1 The use-case data
- Understand the aim and design of the use-case DIA expression proteomics experiment
- Know how label-free relative quantitation is achieved in Data-Independent Acquisition (DIA) proteomics
- Understand what DIA-NN does and what data it outputs for downstream analysis
1.1 Exploring changes in protein abundance in monkeypox infection
As a use case, we will analyse a label-free DIA plasma proteomics dataset comparing patients infected with Monkeypox virus (MPXV), patients with COVID-19, and healthy controls. The aim of the experiment was to identify proteins that are differentially abundant between these groups, providing insight into the host response to MPXV infection and how it compares to another viral infection.
Plasma samples were collected from three groups:
- MPXV: patients with confirmed Monkeypox virus infection
- COVID-19: patients with confirmed COVID-19 infection
- Control: healthy control individuals
Proteins were extracted and digested to peptides for bottom-up mass spectrometry analysis. Samples were run individually (label-free) on the mass spectrometer using a Data-Independent Acquisition (DIA) method.
1.2 Data-Independent Acquisition (DIA)
Unlike Data-Dependent Acquisition (DDA), where the mass spectrometer selects individual precursor ions for fragmentation based on their intensity, DIA acquires fragment ion data for all precursors within defined m/z windows systematically and without selection bias. DIA data can exhibit more missing values between runs than TMT-labelled DDA data, since proteins must be detected independently in each sample rather than being quantified as part of a multiplexed pool. However, label-free DIA acquisition offers more complete and robust quantification than label-free DDA workflows while also enabling the quantification of tens of thousands (or more) samples as it does not involve multiplexing samples. DIA workflows designed for comprehensive coverage can quantify proteins across a much larger range of protein abundances than DDA workflows, which is particularly valuable for the detection and quantification of low abundance proteins.
1.3 DIA-NN: the identification and quantification software
The raw DIA mass spectrometry data was processed using DIA-NN, a freely available neural-network-based software tool for DIA data analysis. DIA-NN performs spectral library searching and quantification, outputting a report file (in .parquet format) containing precursor- and protein-level identifications and quantities for each sample.DIA-NN can use spectral libraries provided in the input or create in-silico spectral libraries from all theoretical peptides present in protein sequences in the provided FASTA file. In both cases, DIA-NN can be instructed to use the raw data from an experiment to refine expected retention times and ion mobility information present in the empirical spectral library provided or the in-silico generated library.
Since precursors are identified in quantitative proteomics experiments by comparing the mass spectra acquired during an experiment and an expected spectra in a spectral library, statistical control of false matches between these acquried and expected values is critical. This is done by estimating a “false discovery rate”. FDR is reported as q-values which are computed per sample and per experimental dataset at the precursor as well as the protein group levels.
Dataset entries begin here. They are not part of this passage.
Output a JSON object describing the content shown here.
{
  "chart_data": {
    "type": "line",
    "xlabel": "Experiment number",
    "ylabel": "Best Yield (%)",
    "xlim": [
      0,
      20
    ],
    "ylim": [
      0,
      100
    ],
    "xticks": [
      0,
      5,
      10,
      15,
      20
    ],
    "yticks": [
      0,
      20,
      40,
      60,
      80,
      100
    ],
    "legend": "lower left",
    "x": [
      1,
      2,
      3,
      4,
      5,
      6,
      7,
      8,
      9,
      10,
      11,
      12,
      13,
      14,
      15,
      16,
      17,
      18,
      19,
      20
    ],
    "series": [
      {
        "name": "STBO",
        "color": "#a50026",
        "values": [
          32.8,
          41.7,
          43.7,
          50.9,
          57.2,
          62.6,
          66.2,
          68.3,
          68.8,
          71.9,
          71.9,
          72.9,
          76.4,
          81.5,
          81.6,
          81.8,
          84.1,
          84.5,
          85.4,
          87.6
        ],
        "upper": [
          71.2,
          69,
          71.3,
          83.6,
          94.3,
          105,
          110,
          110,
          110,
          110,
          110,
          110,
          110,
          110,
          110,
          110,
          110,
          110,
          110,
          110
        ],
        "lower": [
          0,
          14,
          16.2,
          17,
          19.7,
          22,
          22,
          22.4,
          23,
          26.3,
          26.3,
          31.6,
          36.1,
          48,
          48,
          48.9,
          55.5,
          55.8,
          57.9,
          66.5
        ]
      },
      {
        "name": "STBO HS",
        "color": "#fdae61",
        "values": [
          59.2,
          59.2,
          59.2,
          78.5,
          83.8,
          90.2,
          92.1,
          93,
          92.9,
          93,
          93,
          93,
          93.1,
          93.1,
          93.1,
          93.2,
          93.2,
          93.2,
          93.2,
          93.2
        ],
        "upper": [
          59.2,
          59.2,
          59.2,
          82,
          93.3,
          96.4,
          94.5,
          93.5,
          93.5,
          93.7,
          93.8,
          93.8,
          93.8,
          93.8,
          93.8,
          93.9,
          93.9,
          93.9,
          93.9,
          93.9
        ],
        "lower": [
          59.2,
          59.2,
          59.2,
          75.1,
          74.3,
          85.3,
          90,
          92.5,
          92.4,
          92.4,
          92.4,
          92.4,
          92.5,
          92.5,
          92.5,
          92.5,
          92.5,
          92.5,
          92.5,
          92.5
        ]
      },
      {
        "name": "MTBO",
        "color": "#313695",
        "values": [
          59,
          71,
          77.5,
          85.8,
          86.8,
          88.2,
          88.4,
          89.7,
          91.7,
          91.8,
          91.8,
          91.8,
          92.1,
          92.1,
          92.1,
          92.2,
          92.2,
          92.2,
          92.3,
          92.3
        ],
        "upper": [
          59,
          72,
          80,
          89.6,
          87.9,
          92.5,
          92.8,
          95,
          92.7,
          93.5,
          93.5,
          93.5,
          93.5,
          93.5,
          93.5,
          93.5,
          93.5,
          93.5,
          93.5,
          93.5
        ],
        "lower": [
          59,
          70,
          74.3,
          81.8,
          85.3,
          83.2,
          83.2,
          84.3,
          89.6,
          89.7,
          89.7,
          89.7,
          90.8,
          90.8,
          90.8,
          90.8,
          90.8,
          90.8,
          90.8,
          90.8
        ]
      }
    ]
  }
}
Applying a q-value filter of ≤ 0.01 indicates that amongst all precursors or protein groups that will be retained after filtering at this threshold of 0.01, 1% are expected to be incorrect/false identifications. In large quantitative proteomics experiments, FDR is usually controlled at both the sample and dataset level. DIA-NN reports contain the following q-value columns :
Q.Value — for run-level precursor FDR control This tells you how confident DIA-NN is that a specific precursor was correctly identified in a particular LC-MS sample injection (a “run”).
PG.Q.Value — run-level protein group FDR This tells you how confident DIA-NN is that a protein group was correctly identified in a particular run.
-Global.Q.Value — experiment-level precursor confidence / FDR. This described the confidence DIA-NN has that a precursor was correctly identified across the whole experiment (all files that were processed together in DIA-NN), rather than in just one run.
-Global.PQ.Value — experiment-level precursor FDR This represents the confidence DIA-NN has that a protein group was correctly identified across the whole experiment.
When DIA-NN creates a spectral library, whether an in-silico theoretical library, or a refined empirical library from the raw data to be able to apply the “match between run (MBR)” setting that improves data completeness, DIA-NN outputs an FDR score for how confident it is that the precursor, protein or protein group was correctly assigned in the library.These FDR scores are output as columns called “Lib.Q.Value”and “Lib.PG.Q.Value”. A value of ≤ 0.01 in this case indicates that if filtering at a threshold of Lib.Q.value ≤ 0.01 or Lib.PG.Q.Value ≤ 0.01, 1% of the library entries are expected to be incorrect at the precursor and protein group levels, respectively.
These filters are especially important when MBR is switched on for DIA-NN data processing.
Lib.Q.Value — library level precursor FDR.
Lib.PG.Q.Value — library-level protein group FDR.
We will use these values to filter our data to high-confidence identifications.
1.4 Summary
The use-case data we will process and analyse is a DIA label-free bottom-up plasma proteomics dataset. The aim is to quantify relative protein abundances between patient groups and apply statistical tests to determine whether any proteins differ significantly in abundance.